Primates can recognize objects despite 3D geometric variations such as in-depth rotations. The computational mechanisms that give rise to such invariances are yet to be fully understood. A curious case of partial invariance occurs in the macaque face-patch AL and in fully connected layers of deep convolutional networks in which neurons respond similarly to mirror-symmetric views (e.g. left and right profiles). Why does this tuning develop? Here, we propose a simple learning-driven explanation for mirror-symmetric viewpoint tuning. We show that mirror-symmetric viewpoint tuning for faces emerges in the fully connected layers of convolutional deep neural networks trained on object recognition tasks, even when the training dataset does not include faces. First, using 3D objects rendered from multiple views as test stimuli, we demonstrate that mirror-symmetric viewpoint tuning in convolutional neural network models is not unique to faces: it emerges for multiple object categories with bilateral symmetry. Second, we show why this invariance emerges in the models. Learning to discriminate among bilaterally symmetric object categories induces reflection-equivariant intermediate representations. AL-like mirror-symmetric tuning is achieved when such equivariant responses are spatially pooled by downstream units with sufficiently large receptive fields. These results explain how mirror-symmetric viewpoint tuning can emerge in neural networks, providing a theory of how they might emerge in the primate brain. Our theory predicts that mirror-symmetric viewpoint tuning can emerge as a consequence of exposure to bilaterally symmetric objects beyond the category of faces, and that it can generalize beyond previously experienced object categories.
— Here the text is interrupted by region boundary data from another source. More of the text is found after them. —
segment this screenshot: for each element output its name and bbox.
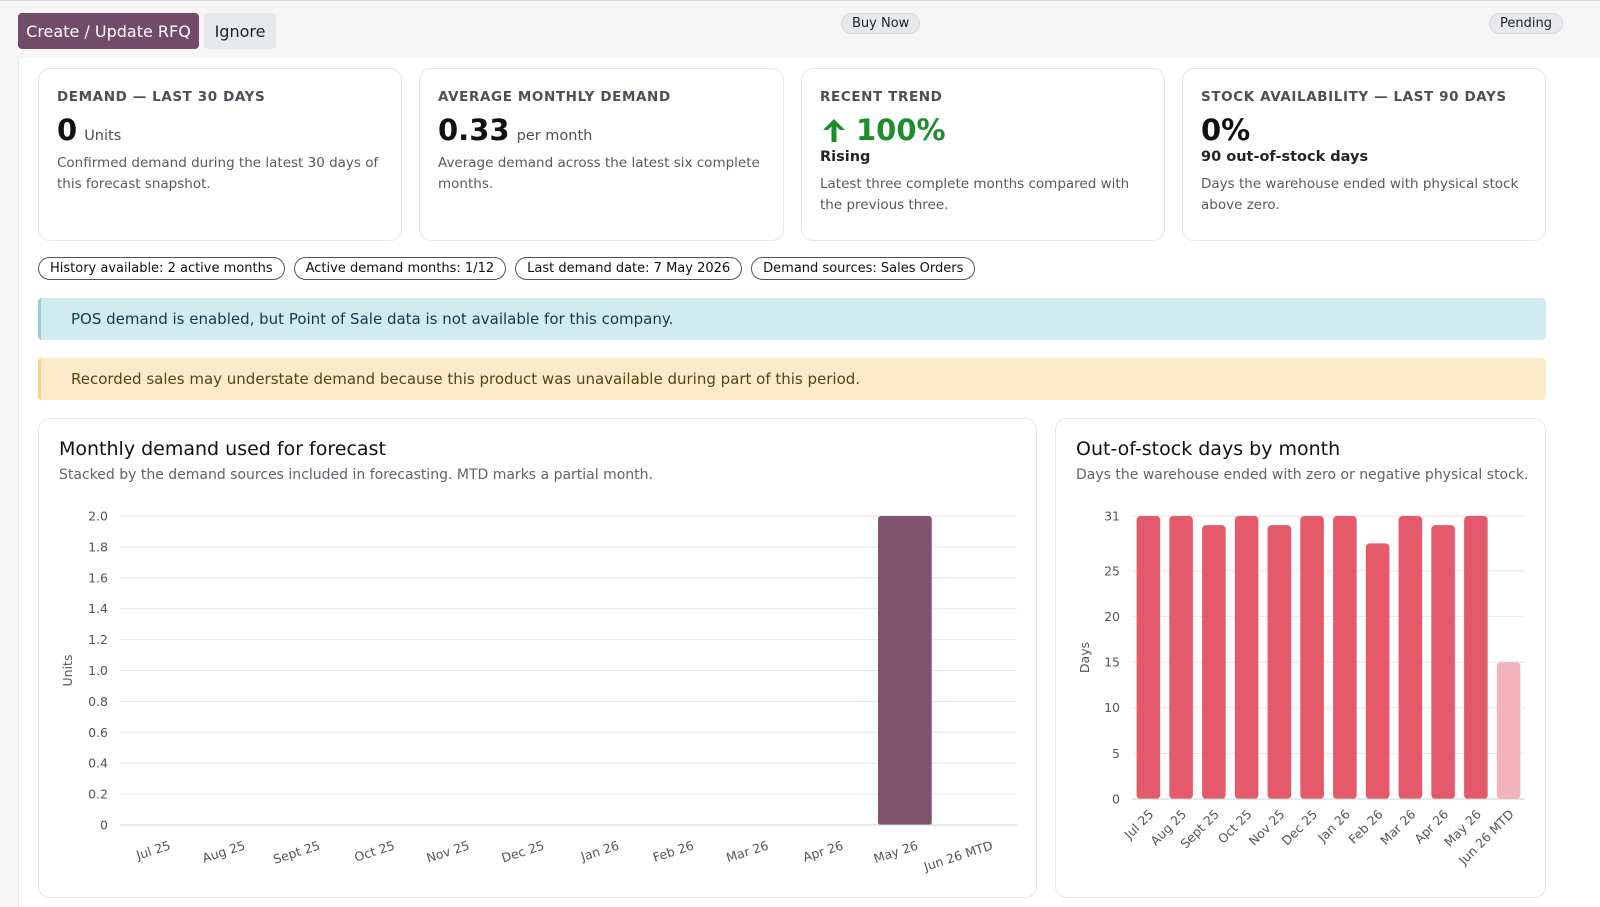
- stock-warning-alert: Recorded sales may understate demand bec…: [38, 358, 1546, 400]
- pos-info-alert: POS demand is enabled, but Point of Sale…: [38, 298, 1546, 340]
- y-tick-label: 15: [1104, 655, 1120, 670]
- chart-title: Monthly demand used for forecast: [59, 438, 386, 460]
- x-tick-label: Apr 26: [801, 838, 845, 865]
- card-description: Average demand across the latest six com…: [438, 155, 760, 192]
- bar[interactable]: [877, 516, 932, 825]
- x-tick-label: May 26: [872, 838, 920, 866]
- x-tick-label: Oct 25: [352, 838, 396, 865]
- y-axis-label: Units: [60, 655, 75, 687]
- card-description: Latest three complete months compared wi…: [820, 176, 1130, 213]
- out-of-stock-chart-card: Out-of-stock days by month Days the ware…: [1055, 418, 1546, 898]
- card-subtitle: 90 out-of-stock days: [1201, 149, 1369, 165]
- bar[interactable]: [1169, 516, 1193, 799]
- y-tick-label: 25: [1104, 563, 1120, 578]
- buy-now-badge[interactable]: Buy Now: [841, 13, 921, 34]
- card-demand-30-days: DEMAND — LAST 30 DAYS 0 Units Confirmed …: [38, 68, 402, 241]
- card-title: RECENT TREND: [820, 89, 943, 105]
- card-average-monthly-demand: AVERAGE MONTHLY DEMAND 0.33 per month Av…: [419, 68, 784, 241]
- y-tick-label: 0.6: [88, 725, 108, 740]
- x-tick-label: Mar 26: [724, 838, 770, 866]
- x-tick-label: Sept 25: [271, 838, 322, 867]
- chip-last-demand-date: Last demand date: 7 May 2026: [515, 257, 743, 280]
- chart-subtitle: Stacked by the demand sources included i…: [59, 467, 653, 483]
- chip-active-demand-months: Active demand months: 1/12: [293, 257, 507, 280]
- x-tick-label: Nov 25: [425, 838, 472, 866]
- x-tick-label: Jul 25: [133, 838, 172, 863]
- card-recent-trend: RECENT TREND 100% Rising Latest three co…: [801, 68, 1165, 241]
- monthly-demand-chart: 0 0.2 0.4 0.6 0.8 1.0 1.2 1.4 1.6 1.8 2.0 Units Jul …: [60, 509, 1017, 875]
- y-tick-label: 0.8: [88, 694, 108, 709]
- bar[interactable]: [1267, 525, 1292, 799]
- bar[interactable]: [1431, 525, 1455, 799]
- y-tick-label: 10: [1104, 700, 1120, 715]
- chart-title: Out-of-stock days by month: [1076, 438, 1341, 460]
- chip-history-available: History available: 2 active months: [38, 257, 285, 280]
- monthly-demand-chart-card: Monthly demand used for forecast Stacked…: [38, 418, 1037, 898]
- bar[interactable]: [1398, 516, 1423, 799]
- card-description: Confirmed demand during the latest 30 da…: [57, 155, 379, 192]
- card-unit: Units: [84, 128, 122, 144]
- create-update-rfq-button[interactable]: Create / Update RFQ: [18, 13, 199, 49]
- card-value: 0: [57, 113, 78, 147]
- bar[interactable]: [1496, 662, 1521, 799]
- y-axis-label: Days: [1077, 642, 1092, 673]
- card-description: Days the warehouse ended with physical s…: [1201, 176, 1519, 213]
- y-tick-label: 1.8: [88, 539, 108, 554]
- y-tick-label: 0.2: [88, 787, 108, 802]
- y-tick-label: 0: [100, 818, 108, 833]
- forecast-panel: DEMAND — LAST 30 DAYS 0 Units Confirmed …: [18, 58, 1600, 907]
- chip-demand-sources: Demand sources: Sales Orders: [751, 257, 976, 280]
- arrow-up-icon: [823, 119, 845, 142]
- y-tick-label: 1.4: [88, 601, 108, 616]
- info-chips: History available: 2 active months Activ…: [38, 257, 976, 280]
- bar[interactable]: [1333, 516, 1357, 799]
- card-title: DEMAND — LAST 30 DAYS: [57, 89, 266, 105]
- bar[interactable]: [1136, 516, 1161, 799]
- x-tick-label: Dec 25: [499, 838, 546, 866]
- card-title: AVERAGE MONTHLY DEMAND: [438, 89, 671, 105]
- y-tick-label: 2.0: [88, 509, 108, 524]
- chart-subtitle: Days the warehouse ended with zero or ne…: [1076, 467, 1529, 483]
- y-tick-label: 0.4: [88, 756, 108, 771]
- top-toolbar: Create / Update RFQ Ignore Buy Now Pendi…: [0, 0, 1600, 58]
- card-unit: per month: [516, 128, 593, 144]
- x-tick-label: Jan 26: [578, 838, 621, 865]
- y-tick-label: 5: [1112, 746, 1120, 761]
- x-tick-label: Aug 25: [200, 838, 247, 866]
- bar[interactable]: [1300, 516, 1324, 799]
- bar[interactable]: [1234, 516, 1259, 799]
- y-tick-label: 1.6: [88, 570, 108, 585]
- card-value: 100%: [856, 113, 946, 147]
- x-tick-label: Jun 26 MTD: [921, 838, 995, 875]
- x-tick-label: Mar 26: [1377, 806, 1418, 847]
- card-subtitle: Rising: [820, 149, 871, 165]
- ignore-button[interactable]: Ignore: [204, 13, 276, 49]
- x-tick-label: Dec 25: [1278, 807, 1320, 849]
- card-value: 0%: [1201, 113, 1251, 147]
- x-tick-label: Nov 25: [1246, 807, 1288, 849]
- card-value: 0.33: [438, 113, 510, 147]
- status-badge-pending: Pending: [1489, 13, 1563, 34]
- bar[interactable]: [1464, 516, 1488, 799]
- x-tick-label: Feb 26: [651, 838, 696, 865]
- card-stock-availability: STOCK AVAILABILITY — LAST 90 DAYS 0% 90 …: [1182, 68, 1546, 241]
- y-tick-label: 20: [1104, 609, 1120, 624]
- y-tick-label: 0: [1112, 792, 1120, 807]
- y-tick-label: 31: [1104, 509, 1120, 524]
- bar[interactable]: [1202, 525, 1226, 799]
- y-tick-label: 1.2: [88, 632, 108, 647]
- x-tick-label: Jan 26: [1314, 806, 1353, 845]
- y-tick-label: 1.0: [88, 663, 108, 678]
- bar[interactable]: [1365, 543, 1390, 799]
- card-title: STOCK AVAILABILITY — LAST 90 DAYS: [1201, 89, 1507, 105]
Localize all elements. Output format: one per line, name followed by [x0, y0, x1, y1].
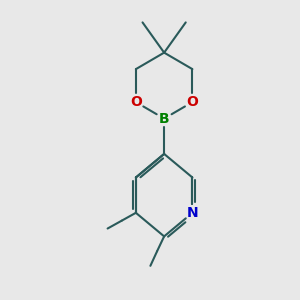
Text: O: O	[187, 95, 198, 109]
Text: O: O	[130, 95, 142, 109]
Text: N: N	[187, 206, 198, 220]
Text: B: B	[159, 112, 170, 126]
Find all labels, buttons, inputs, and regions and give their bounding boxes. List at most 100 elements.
灵长类动物可以识别物体,尽管存在 3D 几何变形,例如深度旋转。产生这种不变性的计算机制尚未完全理解。猕猴脸 patch AL 和深度卷积网络的完全连接层中出现了一种有趣的部分不变性情况,其中神经元对镜像对称视图(例如左右轮廓)的反应相似。这种调谐为什么会发展?在这里,我们提出了一种简单的学习驱动解释来解释镜像对称观点调谐。我们表明,即使在训练数据集中不包括人脸的情况下,在基于对象识别任务训练的卷积深度神经网络的完全连接层中也会出现针对人脸的镜像对称观点调谐。首先,我们使用从多个视角渲染的 3D 对象作为测试刺激,证明了卷积神经网络模型中的镜像对称观点调谐不仅仅适用于人脸:它适用于具有双边对称性的多个对象类别。其次,我们展示了为什么这种不变性会在模型中出现。学习区分双边对称的对象类别会诱导反射等变的中间表示。当具有足够大感受野的下游单元对这种等变响应进行空间池化时,就会实现类似于 AL 的镜像对称调谐。这些结果解释了镜像对称观点调谐如何在神经网络中出现,为它们如何在灵长类动物大脑中出现提供了一种理论。我们的理论预测,镜像对称观点调谐可以作为暴露于双边对称物体的结果而出现,并且可以超越以前经验的对象类别进行推广。